Financial advice sector ‘medium to high risk’ for money laundering
Financial advisers have a medium to high risk of being targeted by money launderers, according to the Securities Commission’s anti-money laundering Sector Risk Assessment (SRA).
Thursday, March 31st 2011, 5:00AM
by Benn Bathgate
The Securities Commission is responsible for supervising financial advisers for the purposes of the Anti-Money Laundering and Countering the Financing of Terrorism Act 2009, and the SRA report has been compiled by the Commission to "assist in understanding the risks of money laundering in the sector."
According to PricewaterhouseCoopers director of forensic services Alex Tan, while banks and casinos - easier targets for money laundering - are better equipped to deal with the threat, financial advisers would be an area of concern for the Securities Commission.
The Commission estimated there are around 5,000 financial advisers in New Zealand, and just 107 (2%) responded to the Securities Commission questionnaire.
Tan said that while advisers have been preoccupied with the new Financial Advisers Act, most "don't understand that they are captured by the [anti-money laundering] Act, and they don't understand the obligation it will place upon them."
The report estimated that while approximately 5,000 advisers undertake around 20 million transactions annually, with as much as $30 billion passing through the securities sector, "awareness of anti-money laundering and countering the financing of terrorism among financial advisers is generally low."
While Securities Commission research found that the vast majority of advisers do not accept cash, their role as a contact point between investment product providers and customers is highlighted as an area of possible concern.
This intermediary role was also highlighted in a Reserve Bank SRA on money laundering.

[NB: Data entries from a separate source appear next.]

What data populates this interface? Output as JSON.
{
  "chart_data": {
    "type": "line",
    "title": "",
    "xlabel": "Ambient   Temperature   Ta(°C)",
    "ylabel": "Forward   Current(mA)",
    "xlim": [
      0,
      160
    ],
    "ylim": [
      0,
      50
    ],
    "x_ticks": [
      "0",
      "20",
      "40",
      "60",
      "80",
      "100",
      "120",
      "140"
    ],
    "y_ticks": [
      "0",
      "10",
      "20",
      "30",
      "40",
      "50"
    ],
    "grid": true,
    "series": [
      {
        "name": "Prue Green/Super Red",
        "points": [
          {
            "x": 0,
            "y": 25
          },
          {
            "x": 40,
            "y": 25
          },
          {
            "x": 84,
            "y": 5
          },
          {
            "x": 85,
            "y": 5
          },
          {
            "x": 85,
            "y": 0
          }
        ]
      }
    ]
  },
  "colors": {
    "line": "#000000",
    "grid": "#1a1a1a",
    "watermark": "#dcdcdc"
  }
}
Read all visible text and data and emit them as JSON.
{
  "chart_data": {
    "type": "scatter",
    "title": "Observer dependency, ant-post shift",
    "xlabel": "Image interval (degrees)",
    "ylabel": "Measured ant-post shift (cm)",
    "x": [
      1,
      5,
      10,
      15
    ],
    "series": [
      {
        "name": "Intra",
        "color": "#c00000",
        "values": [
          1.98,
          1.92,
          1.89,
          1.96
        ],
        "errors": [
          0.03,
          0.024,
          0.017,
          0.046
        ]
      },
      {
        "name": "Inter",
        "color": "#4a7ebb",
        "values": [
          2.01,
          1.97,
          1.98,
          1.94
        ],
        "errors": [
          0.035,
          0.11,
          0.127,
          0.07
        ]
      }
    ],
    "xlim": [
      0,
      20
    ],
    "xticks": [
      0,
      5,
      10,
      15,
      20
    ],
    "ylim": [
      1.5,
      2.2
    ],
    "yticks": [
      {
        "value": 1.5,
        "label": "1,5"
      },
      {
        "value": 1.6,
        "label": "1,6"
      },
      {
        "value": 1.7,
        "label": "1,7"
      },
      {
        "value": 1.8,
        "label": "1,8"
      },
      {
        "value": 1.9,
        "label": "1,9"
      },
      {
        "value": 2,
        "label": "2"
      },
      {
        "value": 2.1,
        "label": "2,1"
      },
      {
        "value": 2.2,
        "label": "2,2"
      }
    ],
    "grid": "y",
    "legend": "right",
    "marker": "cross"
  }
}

"The role of intermediaries, such as insurance brokers, is considered a major risk of involvement in money laundering/terrorist financing. The increased risk stems from the ability of intermediaries to control the arrangement and the sales environment in which they operate. Use of intermediaries may also circumvent some of the due diligence effectiveness by obscuring the source of the funds from third parties."
The role of due diligence - and the advisers position to carry it out - is also highlighted in the Securities Commission report.
"Financial advisers are best placed to undertake customer due diligence and submit suspicious transaction reports. They have an all-round view of a customer's investment transaction behavior that a product provider cannot have."